Suara detak jam terdengar jelas.
Fabian menatap papan tulis yang penuh dengan catatan. Ruang kelas sudah kosong, teman-temannya sudah pulang sekitar dua jam yang lalu. Namun, Fabian tidak beranjak dari duduknya sama sekali.
Pikirannya berkecamuk. Semua tentang Annetta.
Fabian menelungkupkan kepalanya. Sejak dulu tidak ada pengorban berarti yang dilakukan Fabian untuk Reihan. Akan tetapi, berat rasanya kali ini untuk merelakan.
Fabian tidak bisa mengorbankan hatinya untuk Reihan. Namun harus.
Semua impiannya akan musnah.
Dulu, saat pertama kali Fabian melihat Annetta, Fabian sudah jatuh cinta untuk pertama kalinya. Fabian selalu memimpikan jika suatu saat nanti, ketika dirinya sudah dewasa dia akan menikahi Annetta, berumah tangga, dan mempunyai anak.
Cukup jauh memang untuk berpikir seperti itu sementara dia masih bersekolah. Namun tidak apa. Semua perlu dipikirkan dan dipertimbangkan.
Fabian menghembuskan napas kasar. Lalu, bangkit dan meraih ransel merah miliknya, kemudian berjalan meninggalkan kesunyian.
Lorong sekolah sudah sangat sepi. Fabian mencoba keberuntungan dengan melewati taman belakang. Fabian tertawa dalam hati, Annetta pasti sudah pulang. Benar, tidak ada siapa-siapa di sana. Dengan langkah berat Fabian melangkahkan kalinya menuju parkiran. Namun langkahnya terhenti melihat seseorang yang tengah terduduk di bagian depan gedung sekolahnya.
Fabian meraih ponsel yang ada di sakunya saat merasakan getaran yang berulang.
"Hallo, Rei?"
"Bian? Kau di mana?" tanya suara di seberang.
"Di sekolah, kenapa?"
"Ehei, kau ingin memulai start lebih dulu, eh? Coba kutebak, kau pasti sedang memandangnya sekarang, benar?"

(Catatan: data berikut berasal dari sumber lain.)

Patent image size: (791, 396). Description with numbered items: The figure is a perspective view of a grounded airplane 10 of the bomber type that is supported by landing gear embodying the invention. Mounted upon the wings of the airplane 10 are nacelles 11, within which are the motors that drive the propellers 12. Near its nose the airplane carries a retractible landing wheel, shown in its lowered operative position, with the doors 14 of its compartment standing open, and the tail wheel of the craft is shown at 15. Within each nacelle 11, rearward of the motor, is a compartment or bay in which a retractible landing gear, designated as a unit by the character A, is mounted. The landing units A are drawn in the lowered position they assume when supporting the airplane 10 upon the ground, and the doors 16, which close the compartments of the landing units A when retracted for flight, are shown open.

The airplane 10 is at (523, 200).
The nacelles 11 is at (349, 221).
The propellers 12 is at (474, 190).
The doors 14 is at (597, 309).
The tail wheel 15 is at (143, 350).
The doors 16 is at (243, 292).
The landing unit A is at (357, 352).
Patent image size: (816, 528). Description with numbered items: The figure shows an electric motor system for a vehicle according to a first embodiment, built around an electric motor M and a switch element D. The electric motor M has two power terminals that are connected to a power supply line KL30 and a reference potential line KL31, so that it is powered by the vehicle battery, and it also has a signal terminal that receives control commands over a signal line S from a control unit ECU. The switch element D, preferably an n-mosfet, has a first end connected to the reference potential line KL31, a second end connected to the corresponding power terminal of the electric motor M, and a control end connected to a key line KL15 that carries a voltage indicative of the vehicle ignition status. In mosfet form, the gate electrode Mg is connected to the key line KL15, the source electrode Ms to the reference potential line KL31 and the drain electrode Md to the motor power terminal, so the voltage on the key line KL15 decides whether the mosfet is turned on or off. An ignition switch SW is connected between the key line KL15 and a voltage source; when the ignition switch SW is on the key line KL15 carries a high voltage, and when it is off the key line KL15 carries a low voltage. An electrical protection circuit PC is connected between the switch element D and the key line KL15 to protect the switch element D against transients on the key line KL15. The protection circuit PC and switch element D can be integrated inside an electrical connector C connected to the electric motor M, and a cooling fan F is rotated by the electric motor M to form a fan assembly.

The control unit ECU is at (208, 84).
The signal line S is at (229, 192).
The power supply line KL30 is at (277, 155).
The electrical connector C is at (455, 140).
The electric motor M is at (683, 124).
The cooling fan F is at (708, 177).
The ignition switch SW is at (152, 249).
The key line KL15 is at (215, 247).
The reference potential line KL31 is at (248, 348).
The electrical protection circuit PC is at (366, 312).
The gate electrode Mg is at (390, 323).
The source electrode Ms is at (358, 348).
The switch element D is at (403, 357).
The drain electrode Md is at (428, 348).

Fabian diam beberapa saat.
"Tidak, aku tidak bertemu dengannya hari ini. Mengapa menelpon?"
"Oh ya? Tidak, hanya saja tadi Mama berpesan untuk jangan pulang larut."
"Aku tahu. Ada lagi?"
"Kau tahu Bi, aku sangat ingin menjadi seperti dirimu. Sayangnya aku tidak..."
Fabian mejamkan matanya, ini yang tidak ia sukai dari Reihan. Dia selalu memikirkan hal-hal yang tidak seharusnya ia pikirkan.
"... Andai aku bisa seperti dirimu. Bahagia sekali pastinya. Kau beruntung, Bi."
"Sudahlah, kau masih punya banyak kesempatan untuk menemuinya. Aku tutup."
Fabian memutuskan sambungan telpon tanpa menunggu persetujuan dari Reihan. Jika tidak Reihan pasti akan terus mengoceh.
***
Fabian berdiri di sebelah Annetta.
Apa yang harus ia lakukan sekarang? Bodoh sekali, seharusnya dia langsung pulang tadi.
"Hai?" sapa Annetta membuat Fabian gelagapan.
"Ha-hai."
"Menunggu jemputan?" tanyanya menoleh pada Fabian lalu kembali melihat ke depan. "Kau tahu, aku sudah lama berdiri di sini tanpa kepastian. Huh, melelahkan sekali rasanya. Hari juga sudah mulai senja, tapi jemputanku belum juga datang. Menyebalkan sekali, bukan? Aku tidak ...."
KAMU SEDANG MEMBACA
Unrequited Feelings
Romance#168 in Romance 20161212 (Pemenang The Wattys 2016 kategori Pendatang Baru) Semua yang terbaik sudah kulakukan, aku sudah berjuang, sudah melakukan apa yang seharusnya aku lakukan. Kuserahkan semua padamu, tapi tolong perhitungkan lelahku. --Annetta...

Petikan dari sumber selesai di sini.